Сначала повзрослей (СИ) - Малиновская Маша
— Я люблю тебя, — вырывается то, что набухало в груди давно, но так и не было произнесено. И в топку любовные романы, убеждающие, что мужчина должен признаться первым.
— Женька… — шепчет в ответ и, наконец, улыбается. Тоже берёт моё лицо в свои сильные грубоватые ладони, — какая же ты… В тебя невозможно не влюбиться. Да так, что сердце выпрыгивает из груди, будто мне лет семнадцать, и я впервые ощущаю это крышесносное чувство.

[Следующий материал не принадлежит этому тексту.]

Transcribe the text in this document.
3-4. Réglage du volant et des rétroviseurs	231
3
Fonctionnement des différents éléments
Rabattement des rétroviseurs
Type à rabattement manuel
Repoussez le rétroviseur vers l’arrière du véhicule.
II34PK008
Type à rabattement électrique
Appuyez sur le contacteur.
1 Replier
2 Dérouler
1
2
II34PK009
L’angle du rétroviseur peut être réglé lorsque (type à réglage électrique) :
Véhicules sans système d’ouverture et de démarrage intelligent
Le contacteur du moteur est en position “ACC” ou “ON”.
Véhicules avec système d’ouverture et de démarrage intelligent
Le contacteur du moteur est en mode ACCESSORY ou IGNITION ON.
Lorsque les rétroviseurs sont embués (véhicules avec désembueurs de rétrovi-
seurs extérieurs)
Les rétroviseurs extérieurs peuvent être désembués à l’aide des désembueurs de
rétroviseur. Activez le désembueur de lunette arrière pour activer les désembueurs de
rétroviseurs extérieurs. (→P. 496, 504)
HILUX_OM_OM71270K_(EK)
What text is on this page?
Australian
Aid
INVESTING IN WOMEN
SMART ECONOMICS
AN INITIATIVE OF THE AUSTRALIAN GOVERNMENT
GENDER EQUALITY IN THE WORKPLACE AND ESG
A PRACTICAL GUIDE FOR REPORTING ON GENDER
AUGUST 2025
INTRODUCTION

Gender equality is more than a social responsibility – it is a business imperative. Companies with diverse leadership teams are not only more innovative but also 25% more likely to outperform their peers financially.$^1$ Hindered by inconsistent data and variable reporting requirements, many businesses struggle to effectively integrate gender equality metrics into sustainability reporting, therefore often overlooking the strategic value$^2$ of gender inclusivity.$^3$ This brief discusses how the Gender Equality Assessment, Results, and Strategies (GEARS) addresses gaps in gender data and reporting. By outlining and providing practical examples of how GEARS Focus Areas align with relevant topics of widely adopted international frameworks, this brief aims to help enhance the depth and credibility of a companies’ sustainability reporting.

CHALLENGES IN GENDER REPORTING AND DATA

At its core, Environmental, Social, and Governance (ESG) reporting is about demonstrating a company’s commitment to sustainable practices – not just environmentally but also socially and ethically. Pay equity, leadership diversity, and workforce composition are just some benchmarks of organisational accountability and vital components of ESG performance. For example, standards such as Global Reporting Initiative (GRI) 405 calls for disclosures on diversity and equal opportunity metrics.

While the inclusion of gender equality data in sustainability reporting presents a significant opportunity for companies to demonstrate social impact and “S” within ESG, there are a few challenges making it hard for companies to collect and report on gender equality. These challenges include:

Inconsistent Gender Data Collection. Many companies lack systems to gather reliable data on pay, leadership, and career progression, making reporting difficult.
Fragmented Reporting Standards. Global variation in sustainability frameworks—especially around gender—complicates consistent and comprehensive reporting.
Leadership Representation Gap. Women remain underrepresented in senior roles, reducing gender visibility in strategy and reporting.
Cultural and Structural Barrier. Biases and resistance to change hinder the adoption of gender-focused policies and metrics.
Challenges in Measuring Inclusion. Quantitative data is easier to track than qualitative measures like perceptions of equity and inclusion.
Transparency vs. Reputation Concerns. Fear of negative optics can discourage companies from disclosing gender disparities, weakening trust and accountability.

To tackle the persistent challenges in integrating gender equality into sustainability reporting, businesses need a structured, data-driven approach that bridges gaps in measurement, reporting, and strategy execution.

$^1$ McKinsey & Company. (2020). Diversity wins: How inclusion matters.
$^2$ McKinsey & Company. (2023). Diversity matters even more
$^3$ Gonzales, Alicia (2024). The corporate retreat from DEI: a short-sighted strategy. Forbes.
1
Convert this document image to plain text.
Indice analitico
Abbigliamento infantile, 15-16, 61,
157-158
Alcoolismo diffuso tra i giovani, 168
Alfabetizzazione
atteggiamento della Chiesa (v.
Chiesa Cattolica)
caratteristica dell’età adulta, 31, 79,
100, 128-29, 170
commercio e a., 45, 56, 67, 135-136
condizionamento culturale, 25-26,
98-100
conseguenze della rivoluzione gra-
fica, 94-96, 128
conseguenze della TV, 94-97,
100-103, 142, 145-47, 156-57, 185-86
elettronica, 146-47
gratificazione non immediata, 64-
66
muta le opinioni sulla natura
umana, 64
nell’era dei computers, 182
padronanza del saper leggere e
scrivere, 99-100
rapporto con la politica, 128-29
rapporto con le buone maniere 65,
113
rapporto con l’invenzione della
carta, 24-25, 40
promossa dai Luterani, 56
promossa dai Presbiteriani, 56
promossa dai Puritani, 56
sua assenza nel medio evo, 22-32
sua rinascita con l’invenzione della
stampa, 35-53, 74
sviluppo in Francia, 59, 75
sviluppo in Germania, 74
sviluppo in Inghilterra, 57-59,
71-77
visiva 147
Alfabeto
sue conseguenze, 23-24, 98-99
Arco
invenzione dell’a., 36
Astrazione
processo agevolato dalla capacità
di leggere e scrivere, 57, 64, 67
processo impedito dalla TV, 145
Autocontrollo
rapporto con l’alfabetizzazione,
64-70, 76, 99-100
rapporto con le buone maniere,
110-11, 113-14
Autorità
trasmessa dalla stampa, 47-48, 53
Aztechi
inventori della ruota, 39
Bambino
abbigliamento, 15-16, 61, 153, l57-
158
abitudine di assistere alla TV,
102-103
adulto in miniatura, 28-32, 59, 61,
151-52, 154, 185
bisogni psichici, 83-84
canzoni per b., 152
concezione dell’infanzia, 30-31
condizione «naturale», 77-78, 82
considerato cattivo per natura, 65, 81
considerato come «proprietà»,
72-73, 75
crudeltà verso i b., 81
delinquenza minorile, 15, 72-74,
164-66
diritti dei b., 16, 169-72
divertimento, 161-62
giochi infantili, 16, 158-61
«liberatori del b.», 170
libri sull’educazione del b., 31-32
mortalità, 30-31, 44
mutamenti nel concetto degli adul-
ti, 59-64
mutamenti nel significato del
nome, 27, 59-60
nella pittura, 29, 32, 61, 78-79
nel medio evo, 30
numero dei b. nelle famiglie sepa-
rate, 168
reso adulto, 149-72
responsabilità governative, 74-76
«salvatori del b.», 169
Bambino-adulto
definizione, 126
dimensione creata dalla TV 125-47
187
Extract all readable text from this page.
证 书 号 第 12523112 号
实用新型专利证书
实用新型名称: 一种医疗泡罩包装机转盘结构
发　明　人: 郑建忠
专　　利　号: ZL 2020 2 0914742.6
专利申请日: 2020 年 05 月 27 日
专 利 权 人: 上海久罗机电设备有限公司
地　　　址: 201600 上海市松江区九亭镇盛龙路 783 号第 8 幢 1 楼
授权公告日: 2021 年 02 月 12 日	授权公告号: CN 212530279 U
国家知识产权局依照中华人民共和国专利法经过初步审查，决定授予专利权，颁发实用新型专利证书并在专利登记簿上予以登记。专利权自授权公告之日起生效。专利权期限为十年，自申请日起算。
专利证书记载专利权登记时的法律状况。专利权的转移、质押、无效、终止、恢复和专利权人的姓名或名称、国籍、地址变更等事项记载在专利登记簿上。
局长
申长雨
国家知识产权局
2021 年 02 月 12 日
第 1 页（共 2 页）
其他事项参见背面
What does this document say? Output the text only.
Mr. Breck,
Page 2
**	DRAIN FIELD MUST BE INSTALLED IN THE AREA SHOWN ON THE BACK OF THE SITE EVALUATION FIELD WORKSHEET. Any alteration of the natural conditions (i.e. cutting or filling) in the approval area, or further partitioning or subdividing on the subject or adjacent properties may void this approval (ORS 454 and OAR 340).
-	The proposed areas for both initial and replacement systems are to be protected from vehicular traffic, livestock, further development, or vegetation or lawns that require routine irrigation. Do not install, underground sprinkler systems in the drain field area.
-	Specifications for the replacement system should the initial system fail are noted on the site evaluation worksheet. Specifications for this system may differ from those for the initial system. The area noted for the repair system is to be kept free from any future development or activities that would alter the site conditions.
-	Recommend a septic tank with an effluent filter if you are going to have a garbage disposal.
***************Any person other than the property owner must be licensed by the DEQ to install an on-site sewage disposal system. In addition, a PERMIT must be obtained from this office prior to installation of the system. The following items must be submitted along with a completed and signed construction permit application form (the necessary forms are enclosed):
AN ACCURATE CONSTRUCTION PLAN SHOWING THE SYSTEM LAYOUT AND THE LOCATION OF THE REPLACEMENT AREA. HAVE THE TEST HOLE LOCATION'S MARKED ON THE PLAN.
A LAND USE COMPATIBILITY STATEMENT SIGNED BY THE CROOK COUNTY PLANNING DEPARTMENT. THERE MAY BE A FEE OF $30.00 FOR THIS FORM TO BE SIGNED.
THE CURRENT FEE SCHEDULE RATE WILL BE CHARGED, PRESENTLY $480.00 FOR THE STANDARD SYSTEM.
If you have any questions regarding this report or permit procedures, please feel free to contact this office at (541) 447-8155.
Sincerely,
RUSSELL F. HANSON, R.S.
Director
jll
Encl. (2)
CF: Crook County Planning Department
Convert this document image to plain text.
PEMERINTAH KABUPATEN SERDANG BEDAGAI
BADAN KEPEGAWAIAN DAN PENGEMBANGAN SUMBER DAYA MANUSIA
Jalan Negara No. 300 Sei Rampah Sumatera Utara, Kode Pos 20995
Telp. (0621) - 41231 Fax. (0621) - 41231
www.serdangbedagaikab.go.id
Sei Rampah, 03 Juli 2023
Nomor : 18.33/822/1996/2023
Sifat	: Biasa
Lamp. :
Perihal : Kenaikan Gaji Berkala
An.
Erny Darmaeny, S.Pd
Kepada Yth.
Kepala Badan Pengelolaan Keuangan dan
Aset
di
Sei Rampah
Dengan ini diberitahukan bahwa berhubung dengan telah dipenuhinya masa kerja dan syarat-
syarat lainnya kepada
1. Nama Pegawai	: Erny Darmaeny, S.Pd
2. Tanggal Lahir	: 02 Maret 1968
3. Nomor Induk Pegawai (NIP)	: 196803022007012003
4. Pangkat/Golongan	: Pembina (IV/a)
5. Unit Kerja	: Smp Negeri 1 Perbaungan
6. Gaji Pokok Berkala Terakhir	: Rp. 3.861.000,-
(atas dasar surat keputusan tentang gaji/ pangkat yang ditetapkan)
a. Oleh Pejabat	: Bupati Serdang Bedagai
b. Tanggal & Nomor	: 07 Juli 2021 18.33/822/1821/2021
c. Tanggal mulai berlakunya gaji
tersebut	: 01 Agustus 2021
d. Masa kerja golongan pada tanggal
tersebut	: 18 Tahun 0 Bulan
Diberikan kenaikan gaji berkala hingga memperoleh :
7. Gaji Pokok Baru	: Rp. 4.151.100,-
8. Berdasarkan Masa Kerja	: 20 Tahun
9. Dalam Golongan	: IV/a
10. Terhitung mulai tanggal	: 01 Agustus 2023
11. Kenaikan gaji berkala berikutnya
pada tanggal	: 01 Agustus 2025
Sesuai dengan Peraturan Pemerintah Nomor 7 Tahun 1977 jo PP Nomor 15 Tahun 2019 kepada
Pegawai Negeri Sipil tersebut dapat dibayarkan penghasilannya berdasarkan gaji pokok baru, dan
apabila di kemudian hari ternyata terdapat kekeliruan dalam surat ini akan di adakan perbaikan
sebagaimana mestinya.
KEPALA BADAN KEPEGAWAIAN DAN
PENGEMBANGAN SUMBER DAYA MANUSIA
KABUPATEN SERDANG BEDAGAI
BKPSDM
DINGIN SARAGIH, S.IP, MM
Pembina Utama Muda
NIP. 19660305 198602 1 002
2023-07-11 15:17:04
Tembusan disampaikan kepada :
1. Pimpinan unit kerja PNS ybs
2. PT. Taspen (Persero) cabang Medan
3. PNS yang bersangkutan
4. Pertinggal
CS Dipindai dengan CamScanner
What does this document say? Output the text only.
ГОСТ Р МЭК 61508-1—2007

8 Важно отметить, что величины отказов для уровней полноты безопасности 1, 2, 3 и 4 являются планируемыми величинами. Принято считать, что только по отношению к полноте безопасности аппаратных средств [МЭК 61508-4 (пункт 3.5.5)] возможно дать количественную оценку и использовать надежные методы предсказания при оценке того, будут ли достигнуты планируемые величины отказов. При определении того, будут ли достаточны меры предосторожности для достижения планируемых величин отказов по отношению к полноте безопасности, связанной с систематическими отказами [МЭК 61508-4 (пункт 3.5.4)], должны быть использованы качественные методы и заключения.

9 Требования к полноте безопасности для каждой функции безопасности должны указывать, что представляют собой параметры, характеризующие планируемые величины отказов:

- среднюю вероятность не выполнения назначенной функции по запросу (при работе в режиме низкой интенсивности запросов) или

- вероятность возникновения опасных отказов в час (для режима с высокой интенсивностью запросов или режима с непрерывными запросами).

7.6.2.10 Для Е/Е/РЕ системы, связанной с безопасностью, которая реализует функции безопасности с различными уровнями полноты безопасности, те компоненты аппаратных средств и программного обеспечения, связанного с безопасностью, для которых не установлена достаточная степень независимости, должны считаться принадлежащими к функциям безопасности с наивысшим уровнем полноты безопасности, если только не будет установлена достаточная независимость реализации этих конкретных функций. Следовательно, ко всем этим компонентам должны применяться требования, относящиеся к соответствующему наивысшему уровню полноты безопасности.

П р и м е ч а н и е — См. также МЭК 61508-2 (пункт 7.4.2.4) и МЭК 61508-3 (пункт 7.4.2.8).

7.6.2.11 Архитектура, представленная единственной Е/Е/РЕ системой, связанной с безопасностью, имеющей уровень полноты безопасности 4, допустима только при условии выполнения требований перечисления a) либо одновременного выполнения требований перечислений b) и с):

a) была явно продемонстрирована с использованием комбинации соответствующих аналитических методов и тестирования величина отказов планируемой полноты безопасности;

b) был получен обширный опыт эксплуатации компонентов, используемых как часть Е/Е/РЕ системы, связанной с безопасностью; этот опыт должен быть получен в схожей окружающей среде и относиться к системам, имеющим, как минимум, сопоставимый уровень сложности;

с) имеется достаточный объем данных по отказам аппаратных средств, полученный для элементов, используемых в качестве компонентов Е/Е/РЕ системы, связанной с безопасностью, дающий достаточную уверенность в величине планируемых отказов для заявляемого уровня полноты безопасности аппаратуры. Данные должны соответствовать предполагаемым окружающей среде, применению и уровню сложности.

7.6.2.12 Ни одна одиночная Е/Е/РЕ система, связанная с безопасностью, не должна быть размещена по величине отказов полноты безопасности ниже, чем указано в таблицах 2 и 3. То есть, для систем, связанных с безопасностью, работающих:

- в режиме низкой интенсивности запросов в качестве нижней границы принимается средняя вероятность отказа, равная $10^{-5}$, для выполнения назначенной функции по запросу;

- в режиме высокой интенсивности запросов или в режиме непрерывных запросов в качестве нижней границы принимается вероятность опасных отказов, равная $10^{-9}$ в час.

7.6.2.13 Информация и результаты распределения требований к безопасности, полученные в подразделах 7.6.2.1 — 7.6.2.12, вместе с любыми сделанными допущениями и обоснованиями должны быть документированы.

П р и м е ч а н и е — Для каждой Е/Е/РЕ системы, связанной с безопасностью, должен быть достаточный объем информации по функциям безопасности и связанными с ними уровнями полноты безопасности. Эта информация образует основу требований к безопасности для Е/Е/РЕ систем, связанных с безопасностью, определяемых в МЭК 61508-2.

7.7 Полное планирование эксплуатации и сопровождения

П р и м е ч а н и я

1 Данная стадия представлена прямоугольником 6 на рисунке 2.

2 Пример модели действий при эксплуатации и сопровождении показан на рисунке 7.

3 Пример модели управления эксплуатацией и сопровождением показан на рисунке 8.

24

Я прикрываю глаза, испытывая невероятное облегчение. А ещё радость и счастье. За спиной словно крылья вырастают, когда после наших признаний Герман целует меня. Внутри всё плавится до состояния горячего сладкого шоколада. Атмосфера разряжается, и мы в спокойном настроении едем домой.
Но только до лифта. А в нём что-то случается снова.
— Ты так просто готов был меня сегодня отпустить? — спрашиваю, не выдерживая. Мне почему-то очень-очень важно знать это.
— Нет, конечно, — усмехается. — Наивная ты какая, девочка моя. Никуда я тебя больше не отпущу.
Прямо тут, в кабине лифта, между нами будто искра проскакивает. Резкая вспышка возбуждения от одних лишь скрестившихся взглядов. Воздуха сразу становится мало, а тело начинает пылать так, что хочется прямо здесь и сейчас сорвать одежду с себя. И с Германа…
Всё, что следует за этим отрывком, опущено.